O mau hábito da automedicação surge cedo, em plena adolescência
Um artigo publicado recentemente na Revista Brasileira Interdisciplinar de Saúde fala sobre o uso indiscriminado de medicamentos por estudantes da Faculdade JK, no Distrito Federal, e da Universidade de Brasília. A prática é frequente e tem consequências variadas, de gastrite a problemas mais sérios.
Mas, cá entre nós, acho que o resultado seria semelhante em qualquer estabelecimento de ensino do país: os jovens fazem uso rotineiro de medicamentos que consideram simples ou inofensivos, como anti-inflamatórios não esteroides para controlar dores, sem ouvir o seu médico. Ibuprofeno e dipirona foram os mais citados no estudo realizado com os estudantes de Brasília. Quase 23% deles faziam uso de uma dessas medicações semanalmente.
A automedicação no país é mesmo um caso sério.
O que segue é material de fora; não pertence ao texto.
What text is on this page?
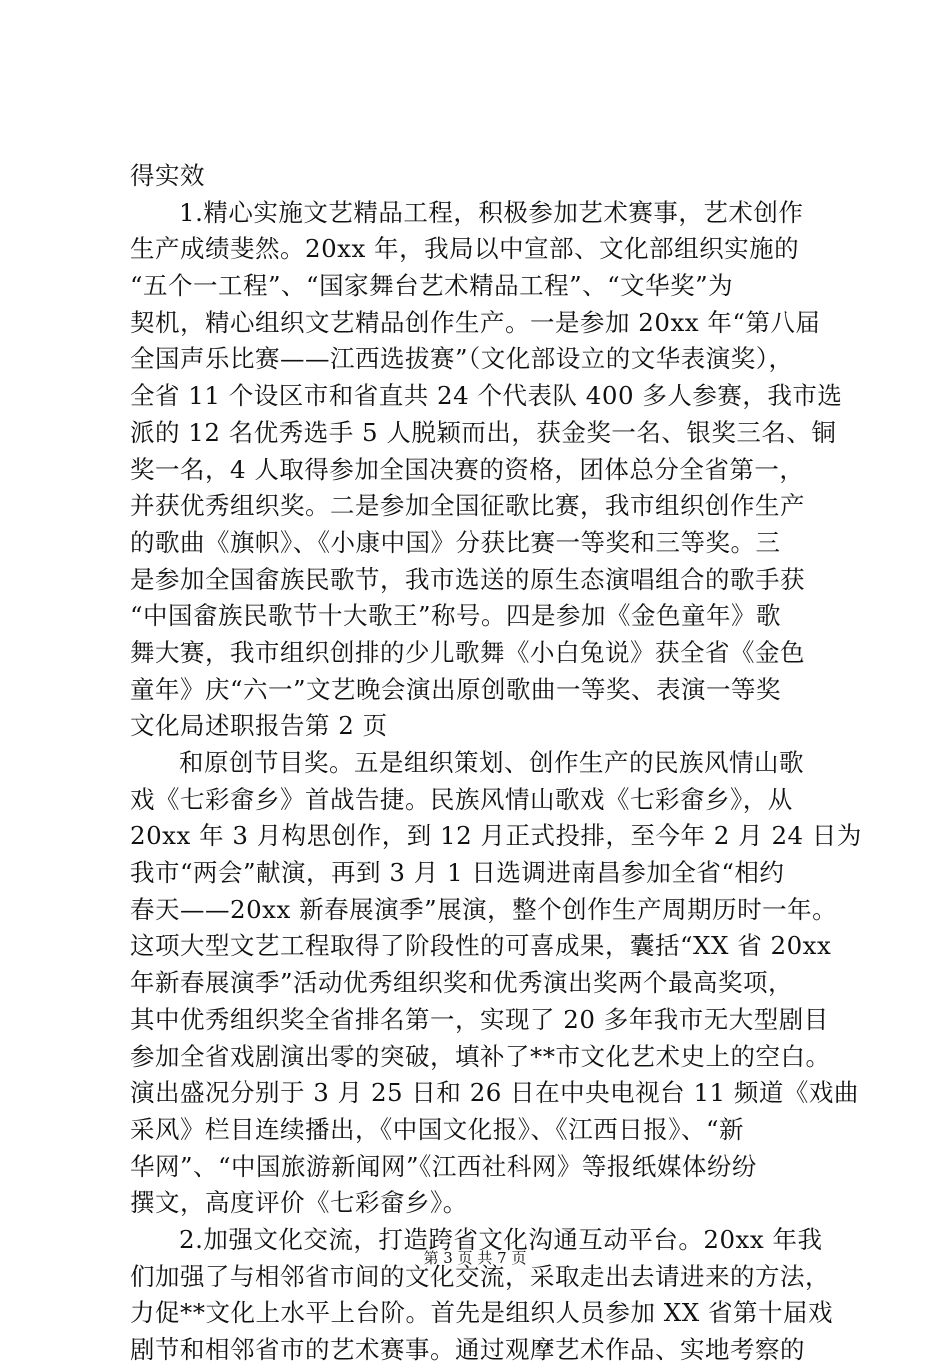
得实效
1.精心实施文艺精品工程，积极参加艺术赛事，艺术创作
生产成绩斐然。20xx 年，我局以中宣部、文化部组织实施的
“五个一工程”、“国家舞台艺术精品工程”、“文华奖”为
契机，精心组织文艺精品创作生产。一是参加 20xx 年“第八届
全国声乐比赛——江西选拔赛”（文化部设立的文华表演奖），
全省 11 个设区市和省直共 24 个代表队 400 多人参赛，我市选
派的 12 名优秀选手 5 人脱颖而出，获金奖一名、银奖三名、铜
奖一名，4 人取得参加全国决赛的资格，团体总分全省第一，
并获优秀组织奖。二是参加全国征歌比赛，我市组织创作生产
的歌曲《旗帜》、《小康中国》分获比赛一等奖和三等奖。三
是参加全国畲族民歌节，我市选送的原生态演唱组合的歌手获
“中国畲族民歌节十大歌王”称号。四是参加《金色童年》歌
舞大赛，我市组织创排的少儿歌舞《小白兔说》获全省《金色
童年》庆“六一”文艺晚会演出原创歌曲一等奖、表演一等奖
文化局述职报告第 2 页
和原创节目奖。五是组织策划、创作生产的民族风情山歌
戏《七彩畲乡》首战告捷。民族风情山歌戏《七彩畲乡》，从
20xx 年 3 月构思创作，到 12 月正式投排，至今年 2 月 24 日为
我市“两会”献演，再到 3 月 1 日选调进南昌参加全省“相约
春天——20xx 新春展演季”展演，整个创作生产周期历时一年。
这项大型文艺工程取得了阶段性的可喜成果，囊括“XX 省 20xx
年新春展演季”活动优秀组织奖和优秀演出奖两个最高奖项，
其中优秀组织奖全省排名第一，实现了 20 多年我市无大型剧目
参加全省戏剧演出零的突破，填补了**市文化艺术史上的空白。
演出盛况分别于 3 月 25 日和 26 日在中央电视台 11 频道《戏曲
采风》栏目连续播出，《中国文化报》、《江西日报》、“新
华网”、“中国旅游新闻网”《江西社科网》等报纸媒体纷纷
撰文，高度评价《七彩畲乡》。
2.加强文化交流，打造跨省文化沟通互动平台。20xx 年我
们加强了与相邻省市间的文化交流，采取走出去请进来的方法，
力促**文化上水平上台阶。首先是组织人员参加 XX 省第十届戏
剧节和相邻省市的艺术赛事。通过观摩艺术作品、实地考察的
第 3 页 共 7 页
Veja bem, segundo o Conselho Federal de Farmácia, 77% dos brasileiros acima dos 16 anos —16 anos apenas! — se automedicam pelo menos uma vez por mês e 25% têm a mania de engolir remédio por conta própria uma vez por semana. Confirmar com mais um estudo, como esse que eu li, que o mau hábito começa cedo deveria despertar algumas boas reflexões.
Usado da maneira errada, qualquer remédio pode ser desastroso. O alerta vale até mesmo para aquele comprimido que o jovem engole para supostamente curar a ressaca da festa —e as festas são frequentes, bem como as ressacas — ou para aliviar o peso da barriga depois de ter devorado um hambúrguer duplo no intervalo da aula ou para, pior, tentar se manter mais acordado e mais esperto enquanto faz provas e lições.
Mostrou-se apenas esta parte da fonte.